Last week, for the third time since August, the Mauriceville Elementary School teacher set up her kindergarten classroom.
It was in a Little Cypress Junior High classroom with only three solid walls.
“They’re going to remember this,” she said of her 18 students. “Nobody else ever had a kindergarten year like this.”
It’s been one for the ages for everybody in Orange County this fall, after Tropical Storm Harvey dumped record rains Aug. 26-30 and caused unprecedented flooding throughout Southeast Texas.
Full-day classes began for pre-kindergarten through fifth-grade students in the Little Cypress-Mauriceville school district Monday.
With four of six campuses suffering flood damage and needing remediation, everyone had been on a half-day schedule since they returned to school in late September.
Johnson and her students had been housed at North Orange Baptist Church until this week.
Little Cypress Elementary students in Pre-K through second grade are still at the church, while LCE third-graders remain at Little Cypress Intermediate, which along with the high school, didn’t flood.
The district’s sixth- through 12th-grade students are attending LCM High School on split shifts. The district is seeking portable buildings to fill out the year in Mauriceville, where floodwaters at Mauriceville Elementary and Mauriceville Junior High were 3 to 4 feet deep.
As teachers moved in last week, a group of administrators ruefully noted that the district had just last year finished a big renovation as part of a still-unfinished $56 million district bond project.
The district OK’d the final payment on the school at a recent meeting.
But the school was lucky, relatively.

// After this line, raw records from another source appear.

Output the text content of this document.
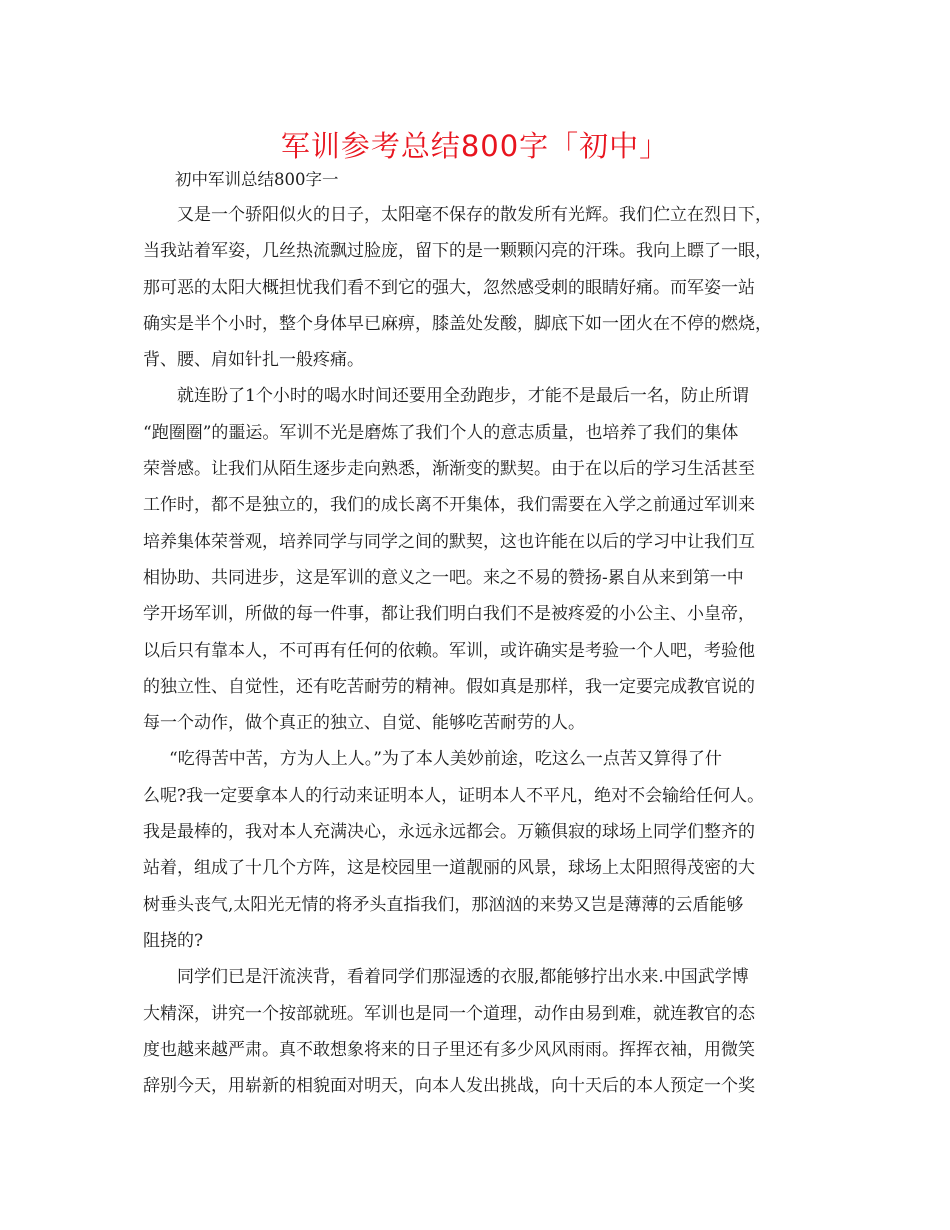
军训参考总结800字「初中」
初中军训总结800字一
又是一个骄阳似火的日子，太阳毫不保存的散发所有光辉。我们伫立在烈日下，
当我站着军姿，几丝热流飘过脸庞，留下的是一颗颗闪亮的汗珠。我向上瞟了一眼，
那可恶的太阳大概担忧我们看不到它的强大，忽然感受刺的眼睛好痛。而军姿一站
确实是半个小时，整个身体早已麻痹，膝盖处发酸，脚底下如一团火在不停的燃烧，
背、腰、肩如针扎一般疼痛。
就连盼了1个小时的喝水时间还要用全劲跑步，才能不是最后一名，防止所谓
“跑圈圈”的噩运。军训不光是磨炼了我们个人的意志质量，也培养了我们的集体
荣誉感。让我们从陌生逐步走向熟悉，渐渐变的默契。由于在以后的学习生活甚至
工作时，都不是独立的，我们的成长离不开集体，我们需要在入学之前通过军训来
培养集体荣誉观，培养同学与同学之间的默契，这也许能在以后的学习中让我们互
相协助、共同进步，这是军训的意义之一吧。来之不易的赞扬-累自从来到第一中
学开场军训，所做的每一件事，都让我们明白我们不是被疼爱的小公主、小皇帝，
以后只有靠本人，不可再有任何的依赖。军训，或许确实是考验一个人吧，考验他
的独立性、自觉性，还有吃苦耐劳的精神。假如真是那样，我一定要完成教官说的
每一个动作，做个真正的独立、自觉、能够吃苦耐劳的人。
“吃得苦中苦，方为人上人。”为了本人美妙前途，吃这么一点苦又算得了什
么呢?我一定要拿本人的行动来证明本人，证明本人不平凡，绝对不会输给任何人。
我是最棒的，我对本人充满决心，永远永远都会。万籁俱寂的球场上同学们整齐的
站着，组成了十几个方阵，这是校园里一道靓丽的风景，球场上太阳照得茂密的大
树垂头丧气,太阳光无情的将矛头直指我们，那汹汹的来势又岂是薄薄的云盾能够
阻挠的?
同学们已是汗流浃背，看着同学们那湿透的衣服,都能够拧出水来.中国武学博
大精深，讲究一个按部就班。军训也是同一个道理，动作由易到难，就连教官的态
度也越来越严肃。真不敢想象将来的日子里还有多少风风雨雨。挥挥衣袖，用微笑
辞别今天，用崭新的相貌面对明天，向本人发出挑战，向十天后的本人预定一个奖
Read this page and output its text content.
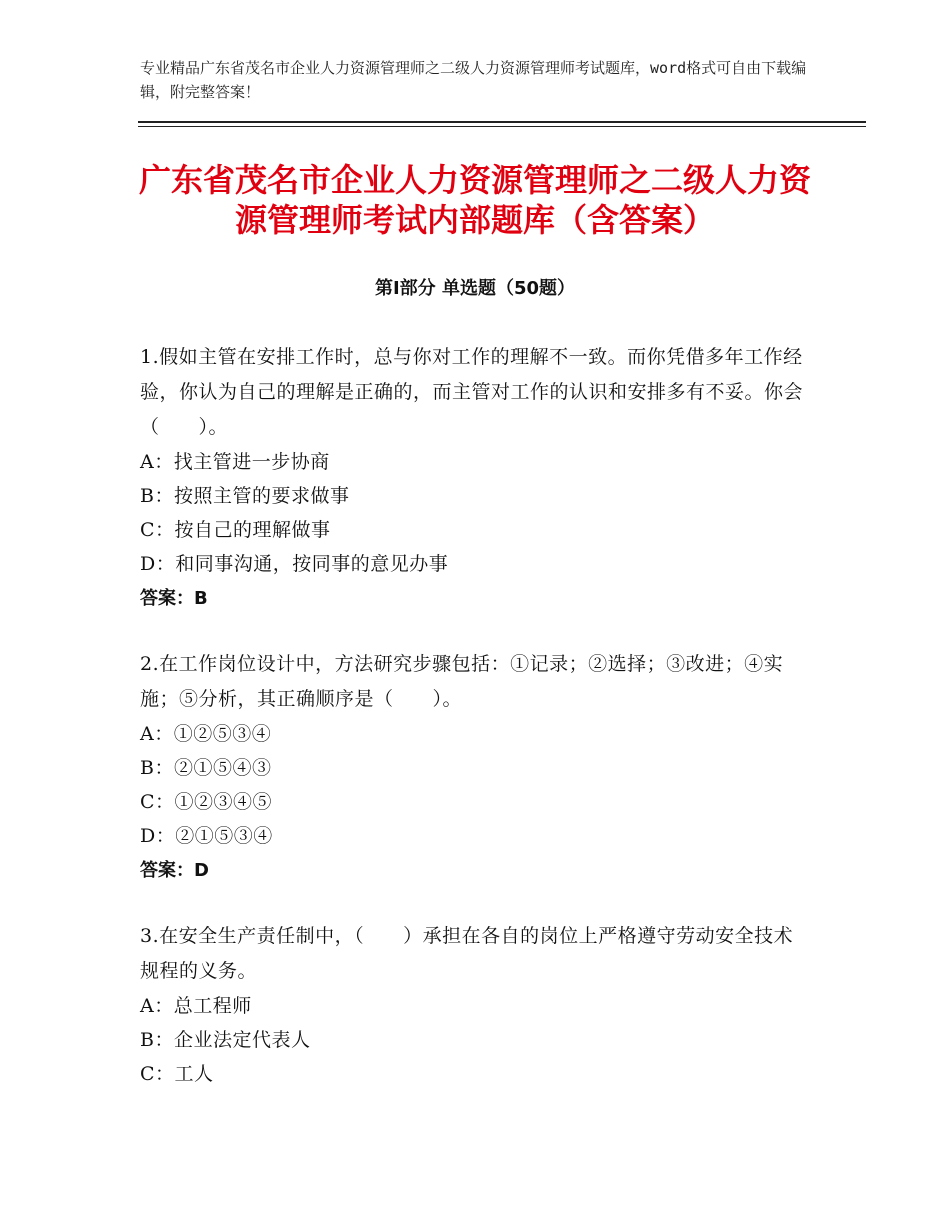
专业精品广东省茂名市企业人力资源管理师之二级人力资源管理师考试题库，word格式可自由下载编辑，附完整答案！
广东省茂名市企业人力资源管理师之二级人力资源管理师考试内部题库（含答案）
第Ⅰ部分 单选题（50题）

1.假如主管在安排工作时，总与你对工作的理解不一致。而你凭借多年工作经验，你认为自己的理解是正确的，而主管对工作的认识和安排多有不妥。你会（　　）。

A：找主管进一步协商

B：按照主管的要求做事

C：按自己的理解做事

D：和同事沟通，按同事的意见办事

答案：B

2.在工作岗位设计中，方法研究步骤包括：①记录；②选择；③改进；④实施；⑤分析，其正确顺序是（　　）。

A：①②⑤③④

B：②①⑤④③

C：①②③④⑤

D：②①⑤③④

答案：D

3.在安全生产责任制中，（　　）承担在各自的岗位上严格遵守劳动安全技术规程的义务。

A：总工程师

B：企业法定代表人

C：工人
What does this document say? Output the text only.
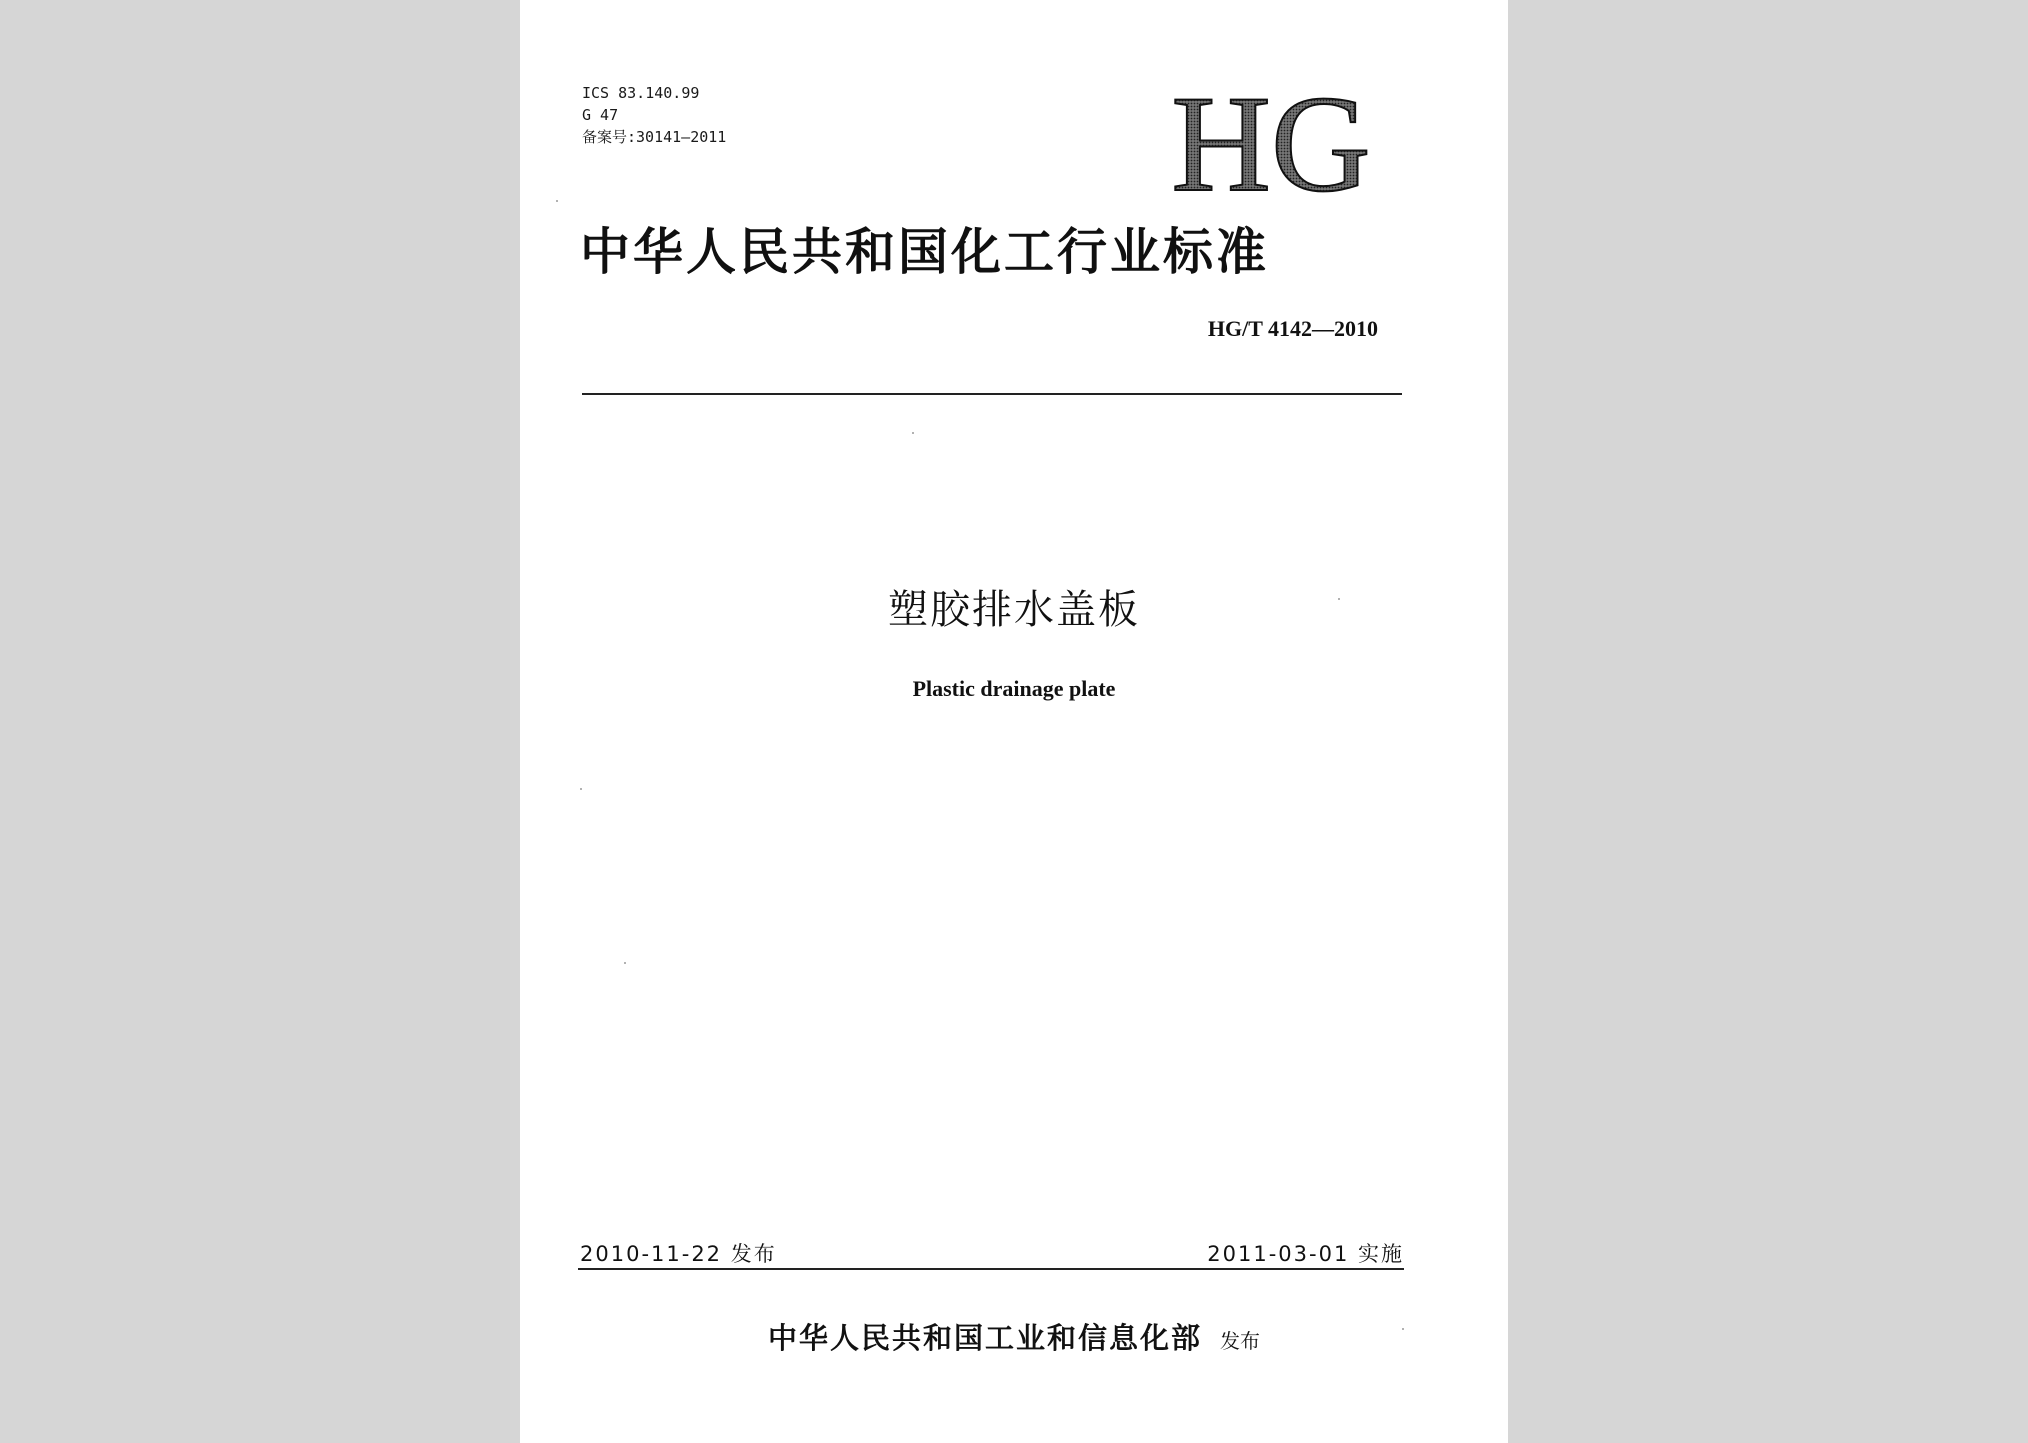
ICS 83.140.99
G 47
备案号:30141—2011	HG
中华人民共和国化工行业标准
HG/T 4142—2010
塑胶排水盖板
Plastic drainage plate
2010-11-22 发布	2011-03-01 实施
中华人民共和国工业和信息化部 发布
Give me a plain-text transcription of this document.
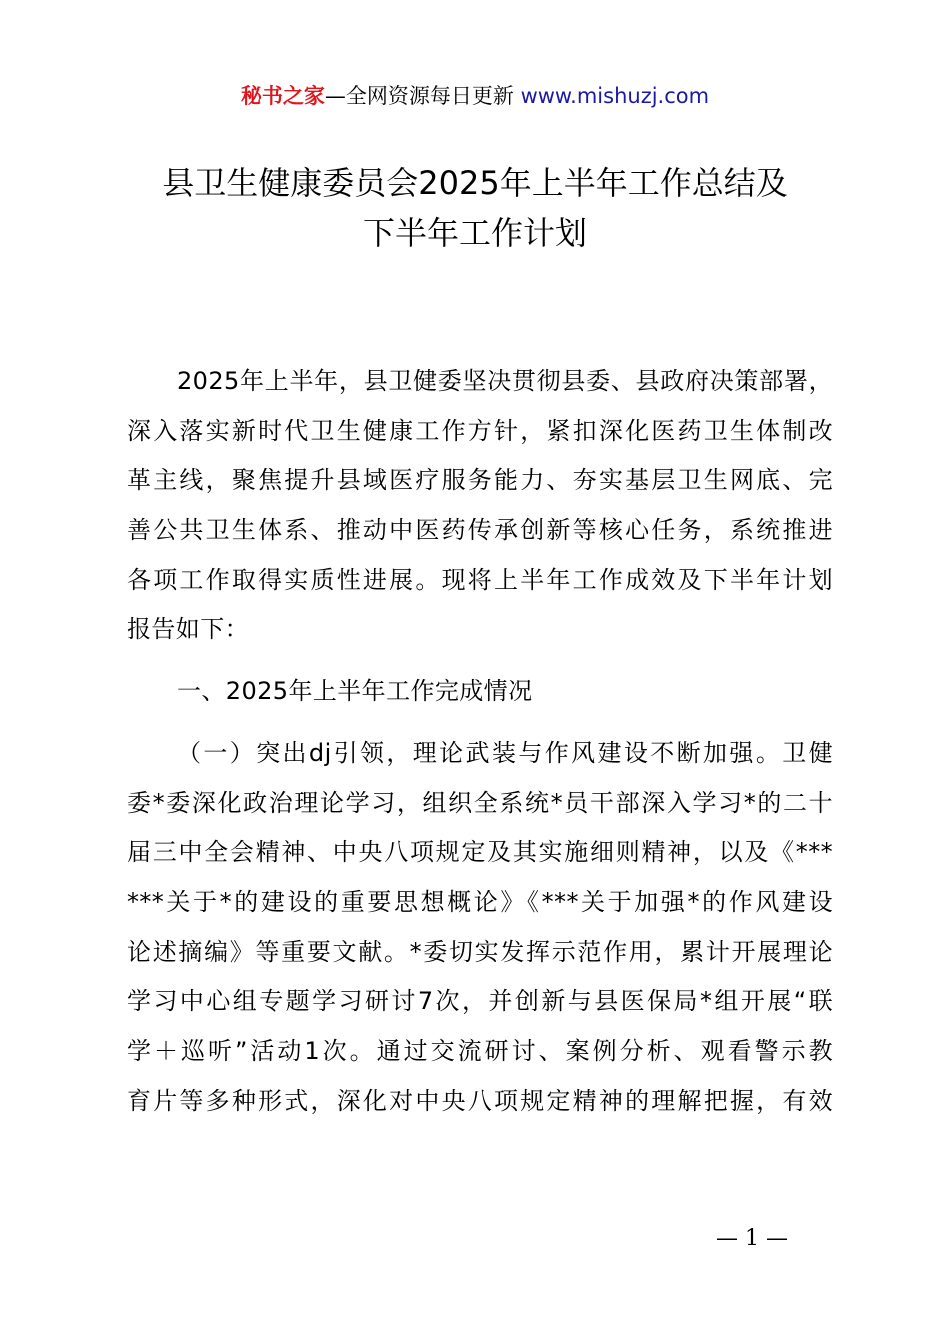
秘书之家—全网资源每日更新 www.mishuzj.com
县卫生健康委员会2025年上半年工作总结及
下半年工作计划
2025年上半年，县卫健委坚决贯彻县委、县政府决策部署，
深入落实新时代卫生健康工作方针，紧扣深化医药卫生体制改
革主线，聚焦提升县域医疗服务能力、夯实基层卫生网底、完
善公共卫生体系、推动中医药传承创新等核心任务，系统推进
各项工作取得实质性进展。现将上半年工作成效及下半年计划
报告如下：
一、2025年上半年工作完成情况
（一）突出dj引领，理论武装与作风建设不断加强。卫健
委*委深化政治理论学习，组织全系统*员干部深入学习*的二十
届三中全会精神、中央八项规定及其实施细则精神，以及《***
***关于*的建设的重要思想概论》《***关于加强*的作风建设
论述摘编》等重要文献。*委切实发挥示范作用，累计开展理论
学习中心组专题学习研讨7次，并创新与县医保局*组开展“联
学＋巡听”活动1次。通过交流研讨、案例分析、观看警示教
育片等多种形式，深化对中央八项规定精神的理解把握，有效
— 1 —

It only got 6 inches or so of flooding.
Most classrooms featured three walls made of cinder block and one of sheetrock. The bottom half of those sheetrock walls were ripped out and are now being covered by waterproof plastic.
The building has no floors. Only one of its two gyms is available for use.
And there’s the size issue. Everything was built for bigger students. Steps are needed to reach the water fountains.
“It’s huge, but it works for us,” Carie Broussard, Mauriceville Elementary principal said.
That said, Mauriceville Elementary has more students and a bigger staff than Little Cypress Junior High.
“We’re using all the space we have,” Broussard said. “The band halls are going to be classrooms.”
A supply closet has been converted into a classroom while a pre-kindergarten class is in the life skills (once upon a time called “home ec”) classroom, complete with a full kitchen.